The new Codex lineup includes GPT-5.4, GPT-5.3-Codex, and a research preview called GPT-5.3-Codex-Spark for Pro users. Free tier users get basic access. Plus users get "a few focused coding sessions each week." Pro users get 6x higher limits and priority processing. The API Key path skips cloud features like GitHub code review and Slack integration but gives you raw token access at standard API rates.

This is OpenAI acknowledging what the market already figured out: developers don't want to guess whether their $20/month subscription covers their workload. They want to see exactly what they're spending. The shift to token pricing also makes it easier to compare Codex costs against Claude Code, Cursor, and other coding agents on an apples-to-apples basis. For teams running Codex through an OpenAI-compatible gateway like KissAPI, the API Key tier means you can route Codex requests alongside Claude and Gemini calls through a single endpoint.

Claude Code Leak: The Fallout Isn't Over

The Claude Code source leak from earlier this week continues to ripple through the developer community. For those catching up: Anthropic accidentally shipped full source maps in the Claude Code npm package, exposing 512,000 lines of TypeScript. The leak revealed internal codenames (Capybara models, KAIROS daemon mode), anti-distillation defenses, and the full architecture of how Claude Code orchestrates tasks.

Reddit's been picking this apart all week. The enterprise security angle is the one that stings most — companies running Claude Code in their CI/CD pipelines are now auditing what data those source maps might have exposed. Anthropic pulled the source maps quickly, but the code is archived everywhere at this point.

The developer reaction has been split. Some are impressed by the engineering (512K lines of well-structured TypeScript is no joke).
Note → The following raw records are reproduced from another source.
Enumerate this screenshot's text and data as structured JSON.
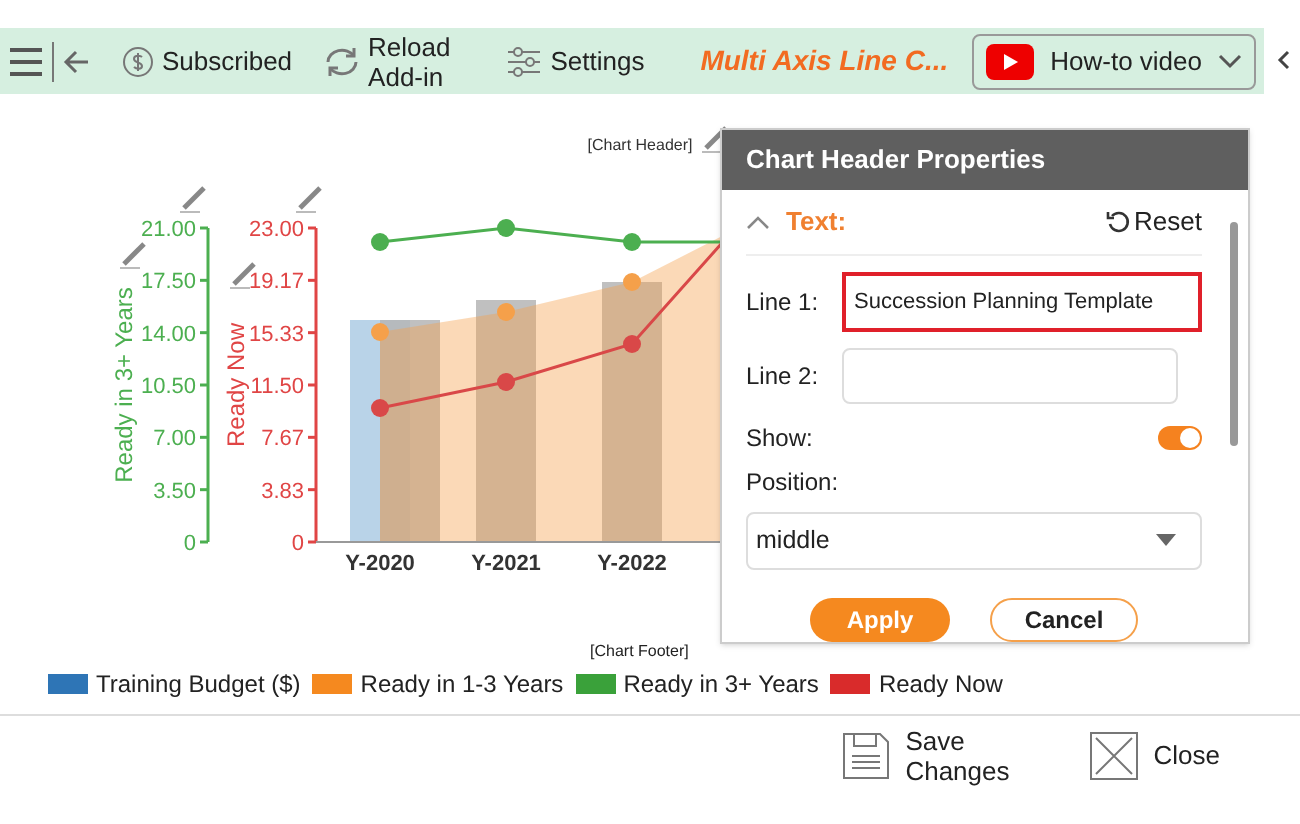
{
  "toolbar": {
    "subscribed": "Subscribed",
    "reload": [
      "Reload",
      "Add-in"
    ],
    "settings": "Settings",
    "title": "Multi Axis Line C...",
    "video": "How-to video"
  },
  "chart": {
    "header": "[Chart Header]",
    "footer": "[Chart Footer]",
    "categories": [
      "Y-2020",
      "Y-2021",
      "Y-2022"
    ],
    "axes": [
      {
        "label": "Ready in 3+ Years",
        "color": "#4caf50",
        "ticks": [
          "21.00",
          "17.50",
          "14.00",
          "10.50",
          "7.00",
          "3.50",
          "0"
        ]
      },
      {
        "label": "Ready Now",
        "color": "#e04545",
        "ticks": [
          "23.00",
          "19.17",
          "15.33",
          "11.50",
          "7.67",
          "3.83",
          "0"
        ]
      }
    ],
    "legend": [
      {
        "label": "Training Budget ($)",
        "color": "#2e75b6"
      },
      {
        "label": "Ready in 1-3 Years",
        "color": "#f5891f"
      },
      {
        "label": "Ready in 3+ Years",
        "color": "#3aa13a"
      },
      {
        "label": "Ready Now",
        "color": "#d92b2b"
      }
    ]
  },
  "panel": {
    "title": "Chart Header Properties",
    "section": {
      "label": "Text:",
      "expanded": true
    },
    "reset": "Reset",
    "line1": {
      "label": "Line 1:",
      "value": "Succession Planning Template"
    },
    "line2": {
      "label": "Line 2:"
    },
    "show": {
      "label": "Show:",
      "on": true
    },
    "position": {
      "label": "Position:",
      "value": "middle"
    },
    "apply": "Apply",
    "cancel": "Cancel"
  },
  "footer": {
    "save": [
      "Save",
      "Changes"
    ],
    "close": "Close"
  }
}
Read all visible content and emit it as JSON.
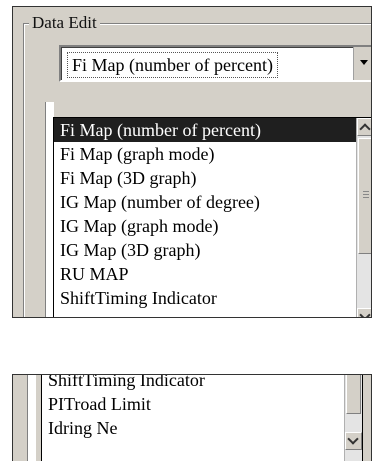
{
  "group": {
    "title": "Data Edit"
  },
  "combo": {
    "selected": "Fi Map (number of percent)",
    "button_icon": "chevron-down-icon"
  },
  "dropdown": {
    "items": [
      {
        "label": "Fi Map (number of percent)",
        "selected": true
      },
      {
        "label": "Fi Map (graph mode)"
      },
      {
        "label": "Fi Map (3D graph)"
      },
      {
        "label": "IG Map (number of degree)"
      },
      {
        "label": "IG Map (graph mode)"
      },
      {
        "label": "IG Map (3D graph)"
      },
      {
        "label": "RU MAP"
      },
      {
        "label": "ShiftTiming Indicator"
      }
    ],
    "scrollbar_icons": [
      "chevron-up-icon",
      "chevron-down-icon"
    ]
  },
  "dropdown_bottom": {
    "items": [
      {
        "label": "ShiftTiming Indicator"
      },
      {
        "label": "PITroad Limit"
      },
      {
        "label": "Idring Ne"
      }
    ]
  },
  "colors": {
    "window_bg": "#d4d0c8",
    "selection_bg": "#1f1f1f",
    "selection_fg": "#ffffff"
  }
}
Others are using the leaked architecture as a blueprint for building their own coding agents. A few enterprise security teams are using it as ammunition to push for self-hosted alternatives.

The practical takeaway: if you're building on Claude Code in production, audit your npm lockfiles and make sure you're not pulling in anything unexpected. And if you're evaluating coding agents, the leak actually gives you an unusually detailed look at how Anthropic's agent architecture works — which is useful context regardless of which tool you end up choosing.

#QuitGPT Holds at 4M, But the Energy Is Shifting

The #QuitGPT boycott crossed 4 million supporters this week, but the conversation on Reddit is evolving. Early posts were pure outrage about OpenAI's Pentagon deal. Now the threads are more practical: people sharing their migration setups, comparing Claude vs Gemini for different workflows, and debating whether boycotting actually changes anything when enterprise contracts dwarf consumer revenue.

The migration wave is real though. Claude's daily active users have been climbing steadily since the boycott started, and the ChatGPT-to-Claude pipeline is well-documented at this point. Reddit's r/ClaudeAI is full of "I switched and here's what I learned" posts. The consensus: Claude is better for coding and long-form writing, ChatGPT still wins on multimodal tasks and plugins, and most power users end up keeping accounts on both.

For API users, the boycott is mostly noise. You're paying per token regardless of which company's CEO you disagree with. But the broader trend — users wanting flexibility to switch between providers without rewriting code — plays directly into the multi-model gateway approach. One API key, multiple models, no vendor lock-in.